Tbo-filgrastim (Granix, Teva Pharmaceuticals), which has been commercially available in the US since November, 2013, has been indicated to allow for the marketing of a new syringe that can be administered either by the patient or a caregiver without having to visit the physician’s office.

“In partnership with their physician, patients will be able to decide whether administering Granix via self-injection at home or by a healthcare professional is the right course for them,” Lee S. Schwartzberg, MD, FACP, division chief of hematology oncology at the University of Tennessee Health Science Center, Knoxville, Tenn., said in a statement released by Teva. “Selecting a course of self-administration may allow patients to consolidate the number of required visits to their physician and allow additional access for patients who have challenges in visiting their providers.”

Tbo-filgrastim is indicated for reduction in the duration of severe neutropenia in patients with nonmyeloid malignancies receiving myelosuppressive anticancer drugs associated with a clinically significant incidence of febrile neutropenia.
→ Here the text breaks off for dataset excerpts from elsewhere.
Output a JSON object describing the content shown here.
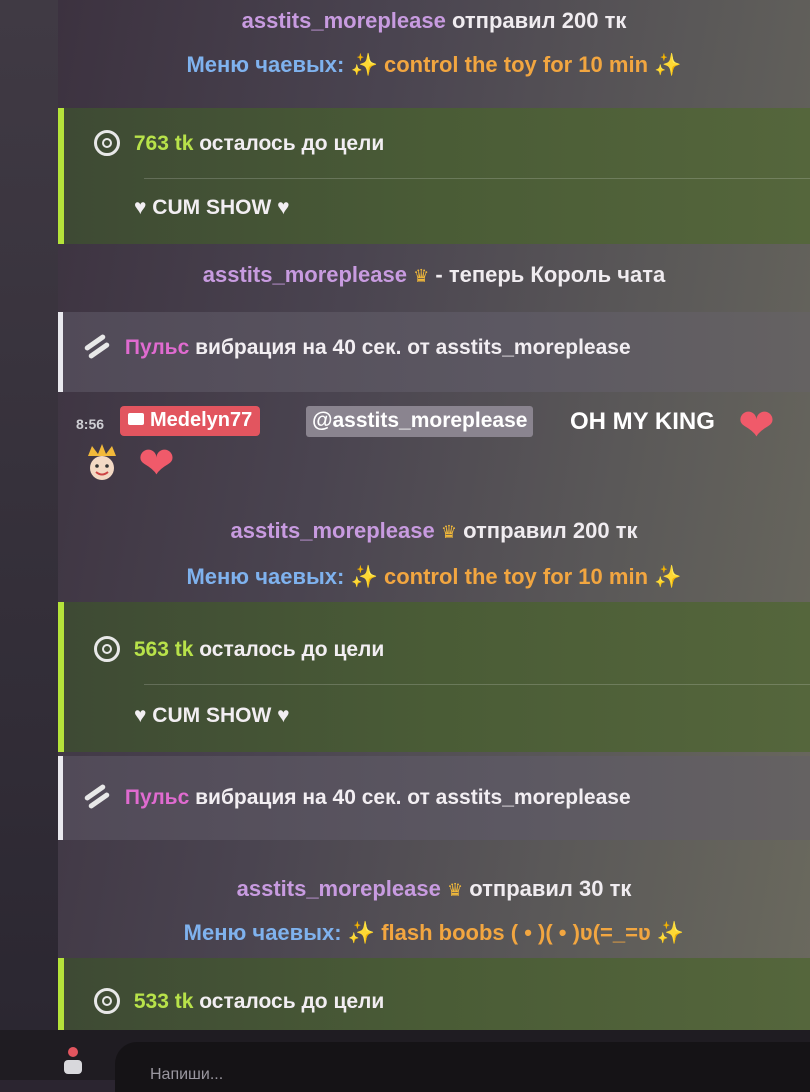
{
  "events": {
    "tip1": {
      "user": "asstits_moreplease",
      "action": "отправил 200 тк",
      "menu_label": "Меню чаевых:",
      "item": "control the toy for 10 min"
    },
    "goal1": {
      "remaining": "763 tk",
      "suffix": "осталось до цели",
      "title": "♥ CUM SHOW ♥"
    },
    "king": {
      "user": "asstits_moreplease",
      "text": "- теперь Король чата"
    },
    "pulse1": {
      "word": "Пульс",
      "text": "вибрация на 40 сек. от asstits_moreplease"
    },
    "message": {
      "time": "8:56",
      "author": "Medelyn77",
      "mention": "@asstits_moreplease",
      "text": "OH MY KING"
    },
    "tip2": {
      "user": "asstits_moreplease",
      "action": "отправил 200 тк",
      "menu_label": "Меню чаевых:",
      "item": "control the toy for 10 min"
    },
    "goal2": {
      "remaining": "563 tk",
      "suffix": "осталось до цели",
      "title": "♥ CUM SHOW ♥"
    },
    "pulse2": {
      "word": "Пульс",
      "text": "вибрация на 40 сек. от asstits_moreplease"
    },
    "tip3": {
      "user": "asstits_moreplease",
      "action": "отправил 30 тк",
      "menu_label": "Меню чаевых:",
      "item": "flash boobs ( • )( • )ʋ(=_=ʋ"
    },
    "goal3": {
      "remaining": "533 tk",
      "suffix": "осталось до цели"
    }
  },
  "composer": {
    "placeholder": "Напиши..."
  },
  "icons": [
    "sparkle-icon",
    "crown-icon",
    "target-icon",
    "vibration-icon",
    "camera-icon",
    "heart-icon",
    "king-emoji-icon",
    "user-icon"
  ],
  "colors": {
    "username": "#c89be0",
    "menu_label": "#7fb2ee",
    "tip_item": "#f2a640",
    "goal_bar": "#b5e33a",
    "pulse_word": "#e06bd0",
    "badge": "#e2555f"
  }
}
The safety of tbo-filgrastim was evaluated in three phase 3 trials in patients receiving myelosuppressive chemotherapy for breast cancer, lung cancer and non-Hodgkin’s lymphoma. In the trials, bone pain was the most common treatment-emergent adverse reaction in patients treated with tbo-filgrastim.

In a phase 3 clinical study, tbo-filgrastim demonstrated a 71% reduction in the duration of severe neutropenia compared to a placebo (1.1 days vs. 3.8 days).